HMD Global, a new Finnish company set up to revive the Nokia phone brand, on Thursday took over the basic phone business which Nokia Corp. sold to Microsoft in 2014. Nokia the company now largely makes telecom network equipment.
HMD, officially founded six months ago, opens for business this month. It has several advantages over other start-ups, including Nokia’s strong global brand, experienced management and Foxconn as a manufacturing partner.
But it also has hurdles to overcome if it is to break into a crowded smartphone market dominated by models from scores of different players using Google’s Android platform.
“The barriers to entry for the Android phone space are low,” mobile phone analyst Ben Wood of CCS Insight said.
“What HMD has is the Nokia brand and management experience. The key to its success will be driving scale.”
HMD has a licensing deal with Nokia giving it the sole use of the Nokia brand on mobile phones and tablets for the next decade and key cellular patent licenses, for which it will pay royalties to Nokia, which otherwise has no investment in HMD.
As part of the plan, HMD has agreed to rely on Foxconn, the world’s largest contract manufacturer, to manufacture all its Nokia devices.
HMD said it plans to introduce new Nokia Android smartphones in the first half of 2017.
“We want to be one of the key competitive players in the smartphone business,” CEO Arto Nummela told Reuters. Samsung and Apple are now big players, although Chinese brands like Huawei are closing the gap.

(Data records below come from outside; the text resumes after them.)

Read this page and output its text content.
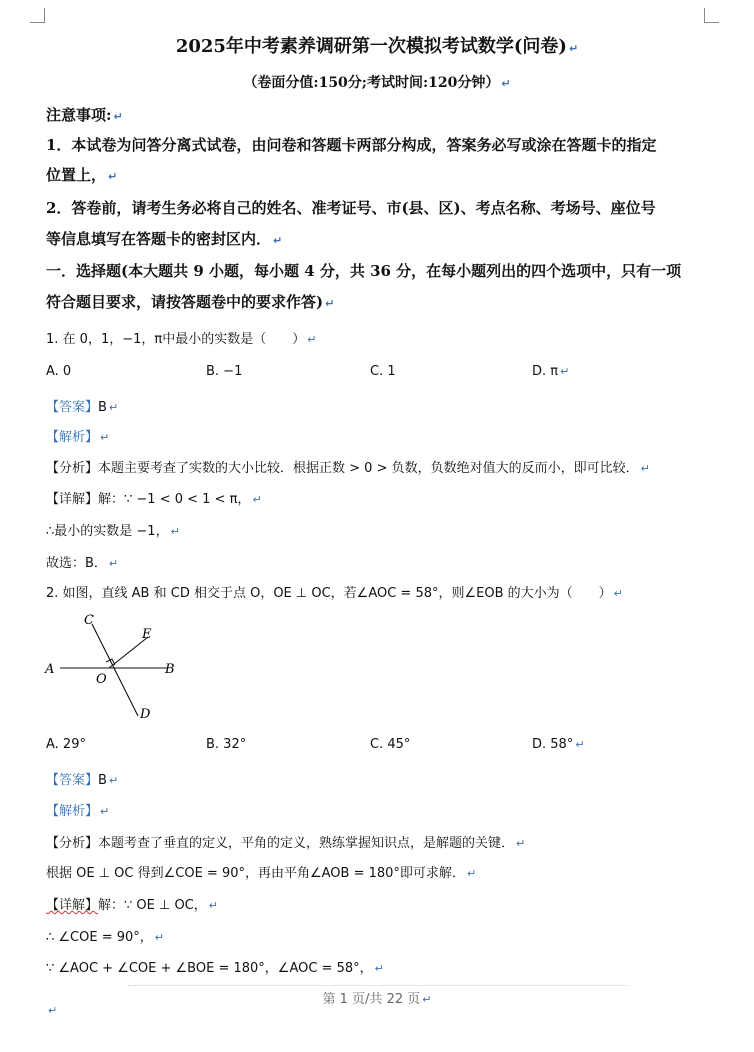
2025年中考素养调研第一次模拟考试数学(问卷) ↵
（卷面分值:150分;考试时间:120分钟） ↵
注意事项: ↵
1．本试卷为问答分离式试卷，由问卷和答题卡两部分构成，答案务必写或涂在答题卡的指定
位置上， ↵
2．答卷前，请考生务必将自己的姓名、准考证号、市(县、区)、考点名称、考场号、座位号
等信息填写在答题卡的密封区内． ↵
一．选择题(本大题共 9 小题，每小题 4 分，共 36 分，在每小题列出的四个选项中，只有一项
符合题目要求，请按答题卷中的要求作答) ↵
1. 在 0，1，−1，π中最小的实数是（　　） ↵
A. 0	B. −1	C. 1	D. π ↵
【答案】B ↵
【解析】 ↵
【分析】本题主要考查了实数的大小比较．根据正数 > 0 > 负数，负数绝对值大的反而小，即可比较． ↵
【详解】解：∵ −1 < 0 < 1 < π， ↵
∴最小的实数是 −1， ↵
故选：B． ↵
2. 如图，直线 AB 和 CD 相交于点 O，OE ⊥ OC，若∠AOC = 58°，则∠EOB 的大小为（　　） ↵
C
E
A	B
O
D
A. 29°	B. 32°	C. 45°	D. 58° ↵
【答案】B ↵
【解析】 ↵
【分析】本题考查了垂直的定义，平角的定义，熟练掌握知识点，是解题的关键． ↵
根据 OE ⊥ OC 得到∠COE = 90°，再由平角∠AOB = 180°即可求解． ↵
【详解】解：∵ OE ⊥ OC， ↵
∴ ∠COE = 90°， ↵
∵ ∠AOC + ∠COE + ∠BOE = 180°，∠AOC = 58°， ↵
第 1 页/共 22 页 ↵
↵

Rather than building its own system, the company is working in close partnership with Android’s creator’s, Google.
Nummela said he believed his team’s extensive industry relationships with carriers and retailers, powered by the Nokia brand, could help them quickly capture smartphone share by convincing entry-level buyers of its feature phones to upgrade in markets like India, Indonesia and Russia.

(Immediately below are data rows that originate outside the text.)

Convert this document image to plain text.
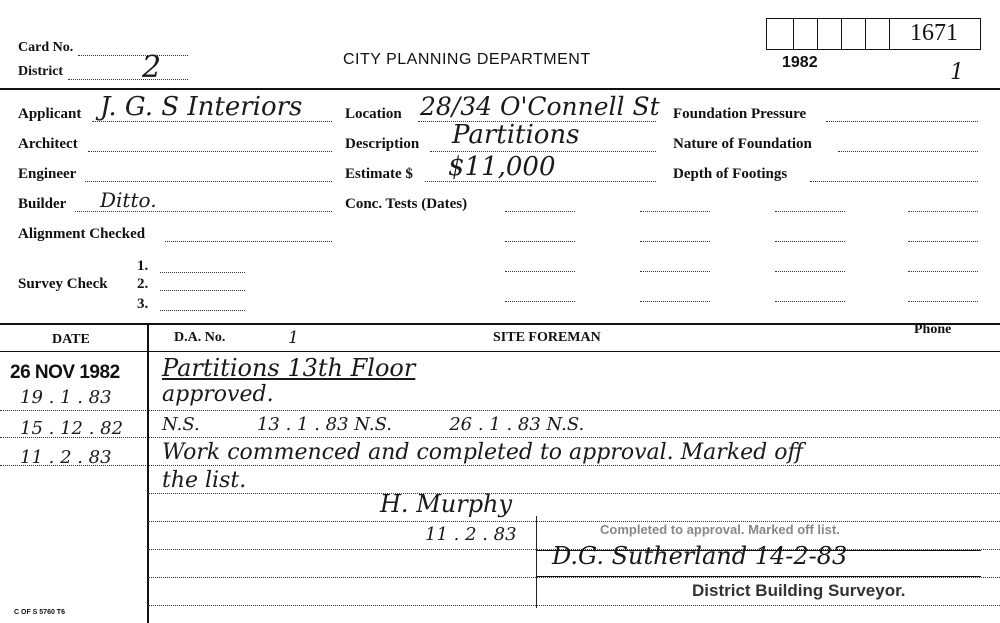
Card No.
District	2	CITY PLANNING DEPARTMENT
1671
1982	1
Applicant J. G. S Interiors
Architect
Engineer
Builder Ditto.
Alignment Checked
Survey Check
1.
2.
3.
Location 28/34 O'Connell St
Description Partitions
Estimate $ $11,000
Conc. Tests (Dates)
Foundation Pressure
Nature of Foundation
Depth of Footings
DATE	D.A. No.	1	SITE FOREMAN
Phone
26 NOV 1982 Partitions 13th Floor
19 . 1 . 83 approved.
15 . 12 . 82 N.S.          13 . 1 . 83 N.S.          26 . 1 . 83 N.S.
11 . 2 . 83 Work commenced and completed to approval. Marked off
the list.
H. Murphy
11 . 2 . 83	Completed to approval. Marked off list.
D.G. Sutherland 14-2-83
District Building Surveyor.
C OF S 5760 T6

“We really see the opportunity to create some space for ourselves on the (store) shelves,” Nummela said. “Consumers may be carrying different smartphones now, but are they really in love and loyalty to those brands?“
Nummela is a long-time Nokia sales and product development executive, who moved to Microsoft when the phone business was sold.
HMD President Florian Seiche is a mobile phone industry veteran who previously worked at Siemens, Orange, HTC and Nokia. Chief Marketing Officer Pekka Rantala is a former CEO of Angry Birds game maker Rovio, as well as a Nokia veteran.